The career arcs of Arturo Gatti and Micky Ward were defined, too, by their three apocalyptic fights across 13 months in 2002 and 2003, and Manny Pacquiao and Juan Manuel Marquez took it a step further, fighting four times across three weight divisions between 2004 and 2012.
In their aftermaths, it's impossible to think of one man without imagining the other.
And, when it comes to this one, what's a rivalry without some heat?
Golovkin is keenly aware of the standings with his high-profile nemesis and expressed frustration in a chat with Bleacher Report that his own prodigious accomplishments—holding a title every year since 2011, stopping 15 straight foes in title fights, etc.—were overshadowed by the first two bouts.
"I don't think that my rivalry with Canelo Alvarez is the only thing that characterizes my career," he said. "Just to point out a few things: I am the record-holder for the number of defenses—21 defenses. I have the biggest number of knockouts. And I think there are people who will remember me by that.
"There are people to whom it would matter more."
Matter a lot? Perhaps.
Matter more?

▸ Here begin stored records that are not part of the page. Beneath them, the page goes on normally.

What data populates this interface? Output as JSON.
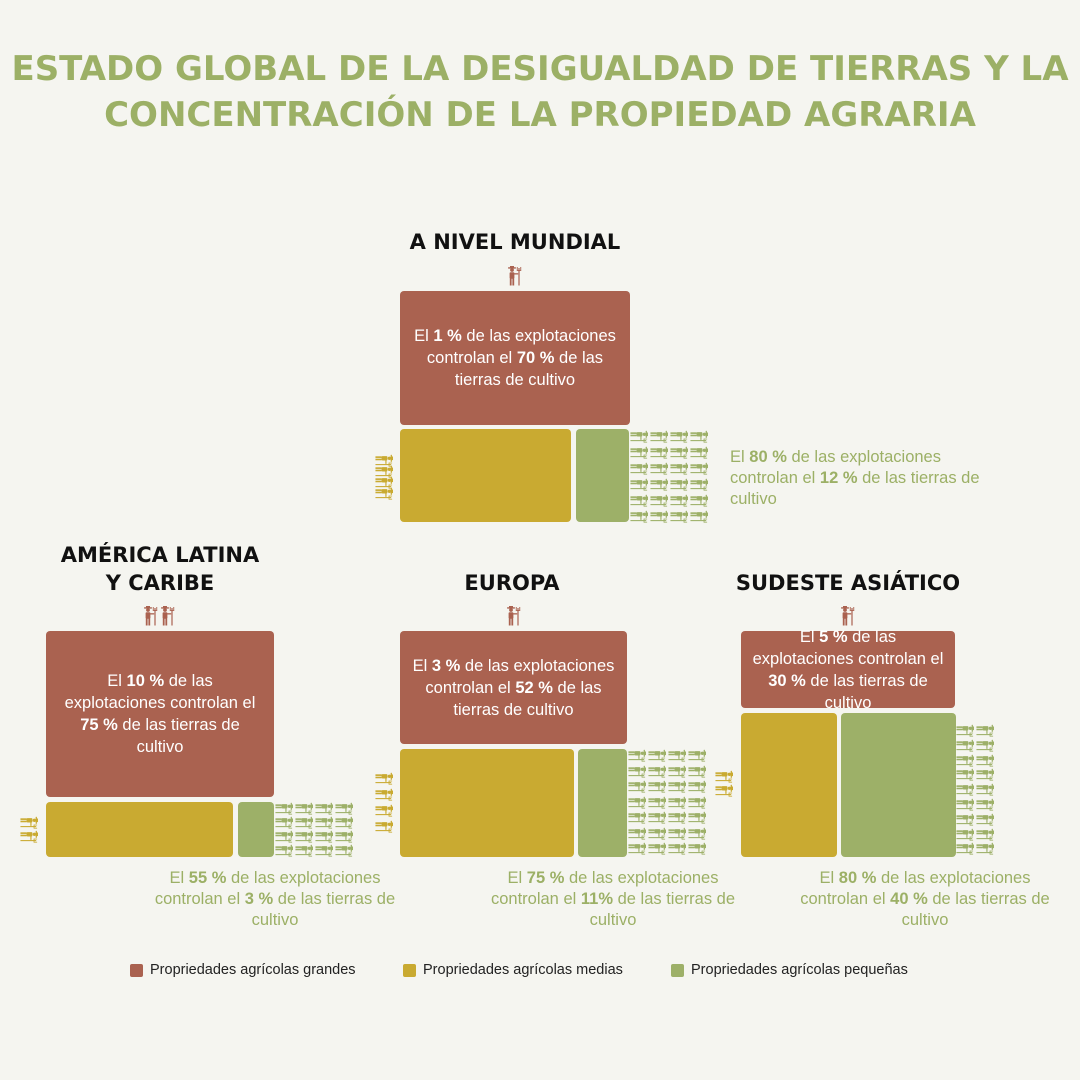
{
  "title": {
    "line1": "ESTADO GLOBAL DE LA DESIGUALDAD DE TIERRAS Y LA",
    "line2": "CONCENTRACIÓN DE LA PROPIEDAD AGRARIA"
  },
  "colors": {
    "large": "#aa6250",
    "medium": "#c9aa31",
    "small": "#9db068",
    "title": "#9cb066"
  },
  "legend": {
    "large": "Propriedades agrícolas grandes",
    "medium": "Propriedades agrícolas medias",
    "small": "Propriedades agrícolas pequeñas"
  },
  "chart_data": [
    {
      "type": "table",
      "region": "A NIVEL MUNDIAL",
      "large": {
        "farms_pct": 1,
        "land_pct": 70,
        "text": {
          "pre": "El",
          "farms": "1 %",
          "mid": "de las explotaciones controlan el",
          "land": "70 %",
          "post": "de las tierras de cultivo"
        }
      },
      "small": {
        "farms_pct": 80,
        "land_pct": 12,
        "text": {
          "pre": "El",
          "farms": "80 %",
          "mid": "de las explotaciones controlan el",
          "land": "12 %",
          "post": "de las tierras de cultivo"
        }
      }
    },
    {
      "type": "table",
      "region_line1": "AMÉRICA LATINA",
      "region_line2": "Y CARIBE",
      "large": {
        "farms_pct": 10,
        "land_pct": 75,
        "text": {
          "pre": "El",
          "farms": "10 %",
          "mid": "de las explotaciones controlan el",
          "land": "75 %",
          "post": "de las tierras de cultivo"
        }
      },
      "small": {
        "farms_pct": 55,
        "land_pct": 3,
        "text": {
          "pre": "El",
          "farms": "55 %",
          "mid": "de las explotaciones controlan el",
          "land": "3 %",
          "post": "de las tierras de cultivo"
        }
      }
    },
    {
      "type": "table",
      "region": "EUROPA",
      "large": {
        "farms_pct": 3,
        "land_pct": 52,
        "text": {
          "pre": "El",
          "farms": "3 %",
          "mid": "de las explotaciones controlan el",
          "land": "52 %",
          "post": "de las tierras de cultivo"
        }
      },
      "small": {
        "farms_pct": 75,
        "land_pct": 11,
        "text": {
          "pre": "El",
          "farms": "75 %",
          "mid": "de las explotaciones controlan el",
          "land": "11%",
          "post": "de las tierras de cultivo"
        }
      }
    },
    {
      "type": "table",
      "region": "SUDESTE ASIÁTICO",
      "large": {
        "farms_pct": 5,
        "land_pct": 30,
        "text": {
          "pre": "El",
          "farms": "5 %",
          "mid": "de las explotaciones controlan el",
          "land": "30 %",
          "post": "de las tierras de cultivo"
        }
      },
      "small": {
        "farms_pct": 80,
        "land_pct": 40,
        "text": {
          "pre": "El",
          "farms": "80 %",
          "mid": "de las explotaciones controlan el",
          "land": "40 %",
          "post": "de las tierras de cultivo"
        }
      }
    }
  ]
}
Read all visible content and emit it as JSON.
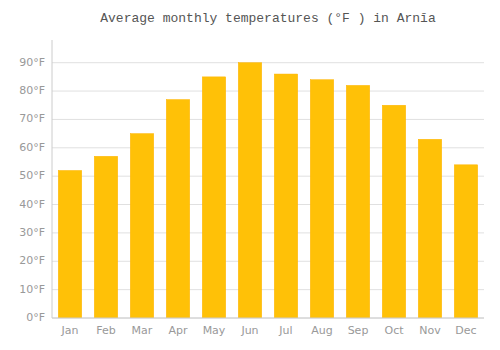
{
  "chart_data": {
    "type": "bar",
    "title": "Average monthly temperatures (°F ) in Arnīa",
    "categories": [
      "Jan",
      "Feb",
      "Mar",
      "Apr",
      "May",
      "Jun",
      "Jul",
      "Aug",
      "Sep",
      "Oct",
      "Nov",
      "Dec"
    ],
    "values": [
      52,
      57,
      65,
      77,
      85,
      90,
      86,
      84,
      82,
      75,
      63,
      54
    ],
    "color": "#FFC107",
    "ylim": [
      0,
      98
    ],
    "yticks": [
      {
        "value": 0,
        "label": "0°F"
      },
      {
        "value": 10,
        "label": "10°F"
      },
      {
        "value": 20,
        "label": "20°F"
      },
      {
        "value": 30,
        "label": "30°F"
      },
      {
        "value": 40,
        "label": "40°F"
      },
      {
        "value": 50,
        "label": "50°F"
      },
      {
        "value": 60,
        "label": "60°F"
      },
      {
        "value": 70,
        "label": "70°F"
      },
      {
        "value": 80,
        "label": "80°F"
      },
      {
        "value": 90,
        "label": "90°F"
      }
    ],
    "grid": true
  }
}
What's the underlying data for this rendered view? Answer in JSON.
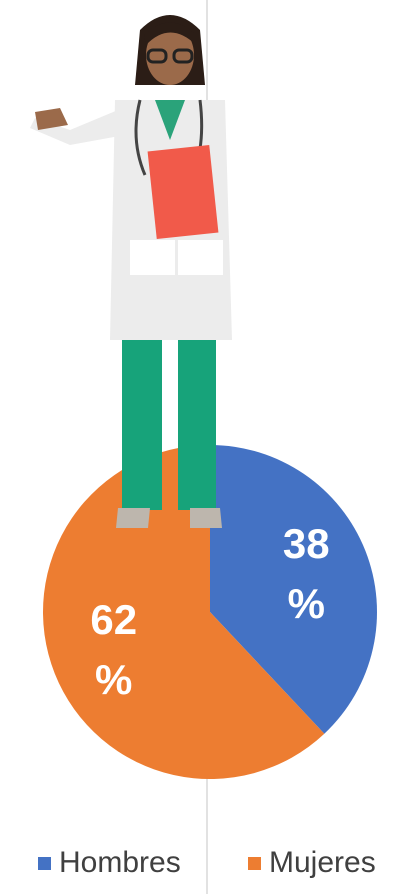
{
  "chart_data": {
    "type": "pie",
    "categories": [
      "Hombres",
      "Mujeres"
    ],
    "values": [
      38,
      62
    ],
    "value_labels": [
      "38 %",
      "62 %"
    ],
    "colors": [
      "#4472c4",
      "#ed7d31"
    ]
  }
}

No chance.
Though defeats of Kell Brook (TKO 5), Daniel Jacobs (UD 12) and David Lemieux (TKO 8) were menacing in spots and compelling throughout, none drew nor deserved the attention of the Alvarez fights.
And unless he delivers a clear victory in Act III, Golovkin gets the sort of forever second-place status that Frazier has with Ali after three fights and Tommy Hearns has with Ray Leonard after two.

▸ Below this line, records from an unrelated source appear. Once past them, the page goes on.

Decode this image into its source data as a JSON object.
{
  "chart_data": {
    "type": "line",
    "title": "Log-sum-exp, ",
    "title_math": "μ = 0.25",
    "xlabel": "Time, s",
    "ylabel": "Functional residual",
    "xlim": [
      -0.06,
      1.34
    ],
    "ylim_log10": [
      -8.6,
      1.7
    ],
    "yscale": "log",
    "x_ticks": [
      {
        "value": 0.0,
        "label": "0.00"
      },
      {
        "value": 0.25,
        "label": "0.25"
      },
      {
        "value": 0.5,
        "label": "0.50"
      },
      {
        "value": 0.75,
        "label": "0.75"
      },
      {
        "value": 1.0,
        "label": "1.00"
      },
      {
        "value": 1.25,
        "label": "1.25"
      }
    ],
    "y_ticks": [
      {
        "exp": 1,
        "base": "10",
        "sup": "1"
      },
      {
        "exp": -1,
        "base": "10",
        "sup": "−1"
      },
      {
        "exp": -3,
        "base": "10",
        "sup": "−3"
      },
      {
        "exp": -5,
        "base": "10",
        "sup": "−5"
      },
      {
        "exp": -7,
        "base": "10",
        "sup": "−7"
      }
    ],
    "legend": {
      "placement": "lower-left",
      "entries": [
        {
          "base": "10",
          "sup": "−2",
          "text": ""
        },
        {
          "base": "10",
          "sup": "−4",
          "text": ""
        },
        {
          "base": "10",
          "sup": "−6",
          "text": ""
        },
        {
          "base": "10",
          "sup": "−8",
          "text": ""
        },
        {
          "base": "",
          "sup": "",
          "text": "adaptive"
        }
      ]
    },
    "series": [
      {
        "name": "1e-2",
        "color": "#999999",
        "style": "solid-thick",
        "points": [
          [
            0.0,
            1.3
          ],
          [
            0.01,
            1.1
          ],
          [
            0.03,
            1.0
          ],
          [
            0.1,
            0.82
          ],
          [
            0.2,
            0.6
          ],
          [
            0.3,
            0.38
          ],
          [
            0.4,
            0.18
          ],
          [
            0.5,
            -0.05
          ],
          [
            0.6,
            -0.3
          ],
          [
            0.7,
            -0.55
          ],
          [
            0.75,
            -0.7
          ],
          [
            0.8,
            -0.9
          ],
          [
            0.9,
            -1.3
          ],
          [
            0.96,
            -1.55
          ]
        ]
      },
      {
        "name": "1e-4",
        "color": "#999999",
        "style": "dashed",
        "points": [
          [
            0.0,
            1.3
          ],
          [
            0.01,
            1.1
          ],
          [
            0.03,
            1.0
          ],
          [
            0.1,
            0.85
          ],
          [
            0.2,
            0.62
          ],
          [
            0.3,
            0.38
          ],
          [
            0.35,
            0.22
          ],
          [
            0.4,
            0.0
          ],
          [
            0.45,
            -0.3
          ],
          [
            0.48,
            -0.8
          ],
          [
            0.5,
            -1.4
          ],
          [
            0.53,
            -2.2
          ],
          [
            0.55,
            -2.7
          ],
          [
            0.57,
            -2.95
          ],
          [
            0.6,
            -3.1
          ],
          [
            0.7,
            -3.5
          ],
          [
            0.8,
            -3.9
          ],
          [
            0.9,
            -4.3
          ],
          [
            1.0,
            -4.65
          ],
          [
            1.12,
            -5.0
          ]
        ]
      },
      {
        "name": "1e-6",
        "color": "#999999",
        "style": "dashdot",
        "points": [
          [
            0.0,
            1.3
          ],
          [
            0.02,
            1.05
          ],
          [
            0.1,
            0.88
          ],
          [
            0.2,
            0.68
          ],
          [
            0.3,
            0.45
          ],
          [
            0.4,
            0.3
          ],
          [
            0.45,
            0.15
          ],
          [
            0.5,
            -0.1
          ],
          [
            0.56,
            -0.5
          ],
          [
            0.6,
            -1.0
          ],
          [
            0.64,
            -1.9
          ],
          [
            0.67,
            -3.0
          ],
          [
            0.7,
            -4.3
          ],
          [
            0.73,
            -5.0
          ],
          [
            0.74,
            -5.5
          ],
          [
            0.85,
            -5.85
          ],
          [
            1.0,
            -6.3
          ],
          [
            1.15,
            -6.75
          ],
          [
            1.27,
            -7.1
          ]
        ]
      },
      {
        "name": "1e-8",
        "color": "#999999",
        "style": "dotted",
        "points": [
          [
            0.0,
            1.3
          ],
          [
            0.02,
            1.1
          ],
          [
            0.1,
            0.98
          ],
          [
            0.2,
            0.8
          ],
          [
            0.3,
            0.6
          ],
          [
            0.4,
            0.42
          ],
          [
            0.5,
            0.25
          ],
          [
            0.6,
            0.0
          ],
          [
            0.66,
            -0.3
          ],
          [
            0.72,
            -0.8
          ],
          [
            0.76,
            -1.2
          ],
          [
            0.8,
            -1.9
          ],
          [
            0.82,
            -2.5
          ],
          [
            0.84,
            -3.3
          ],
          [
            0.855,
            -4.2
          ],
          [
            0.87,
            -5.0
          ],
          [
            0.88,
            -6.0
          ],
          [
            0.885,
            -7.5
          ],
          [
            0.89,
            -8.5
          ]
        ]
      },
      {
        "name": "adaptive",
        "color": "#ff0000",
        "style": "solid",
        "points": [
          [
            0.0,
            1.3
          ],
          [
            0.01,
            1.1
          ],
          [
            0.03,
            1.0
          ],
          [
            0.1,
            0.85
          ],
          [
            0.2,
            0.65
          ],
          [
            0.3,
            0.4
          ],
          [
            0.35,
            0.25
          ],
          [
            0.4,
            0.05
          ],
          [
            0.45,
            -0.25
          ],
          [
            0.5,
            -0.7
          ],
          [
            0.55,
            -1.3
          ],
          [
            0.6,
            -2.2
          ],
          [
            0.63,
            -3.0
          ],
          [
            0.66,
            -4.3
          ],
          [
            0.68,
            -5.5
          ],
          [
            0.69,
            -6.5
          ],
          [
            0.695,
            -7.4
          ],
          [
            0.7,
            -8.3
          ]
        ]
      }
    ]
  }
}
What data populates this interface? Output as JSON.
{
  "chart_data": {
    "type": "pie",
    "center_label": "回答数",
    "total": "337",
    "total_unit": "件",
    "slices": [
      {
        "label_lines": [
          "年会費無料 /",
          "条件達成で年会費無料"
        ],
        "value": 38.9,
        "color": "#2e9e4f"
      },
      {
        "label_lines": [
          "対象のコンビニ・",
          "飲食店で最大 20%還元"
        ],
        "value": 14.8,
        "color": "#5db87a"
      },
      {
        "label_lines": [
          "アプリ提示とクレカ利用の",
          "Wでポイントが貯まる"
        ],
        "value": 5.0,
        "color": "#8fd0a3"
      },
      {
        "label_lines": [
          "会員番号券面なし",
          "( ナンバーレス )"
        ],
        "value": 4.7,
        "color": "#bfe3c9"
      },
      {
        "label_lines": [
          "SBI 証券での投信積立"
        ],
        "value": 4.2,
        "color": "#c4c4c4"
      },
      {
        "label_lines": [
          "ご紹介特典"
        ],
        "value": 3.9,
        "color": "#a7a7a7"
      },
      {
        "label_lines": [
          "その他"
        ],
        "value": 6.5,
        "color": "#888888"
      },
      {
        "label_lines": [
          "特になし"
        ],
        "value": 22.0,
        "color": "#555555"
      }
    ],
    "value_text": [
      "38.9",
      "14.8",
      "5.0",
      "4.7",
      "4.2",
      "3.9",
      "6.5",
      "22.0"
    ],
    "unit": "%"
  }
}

Frazier and Hearns surely had spectacular moments, but their rivals' moments were both more frequent and memorable, giving them a permanent victory on the perception scorecard.
"It's a vital necessity for Triple G," former HBO blow-by-blow man Jim Lampley, who called several of both men's fights on the network, told Bleacher Report. "And since there won't be a fourth fight, the rivalry will end either as a standoff or as a triumph for Canelo."
It may be an unfair reality for a Hall-worthy competitor.
But when it comes to combat, if you're not first you're last.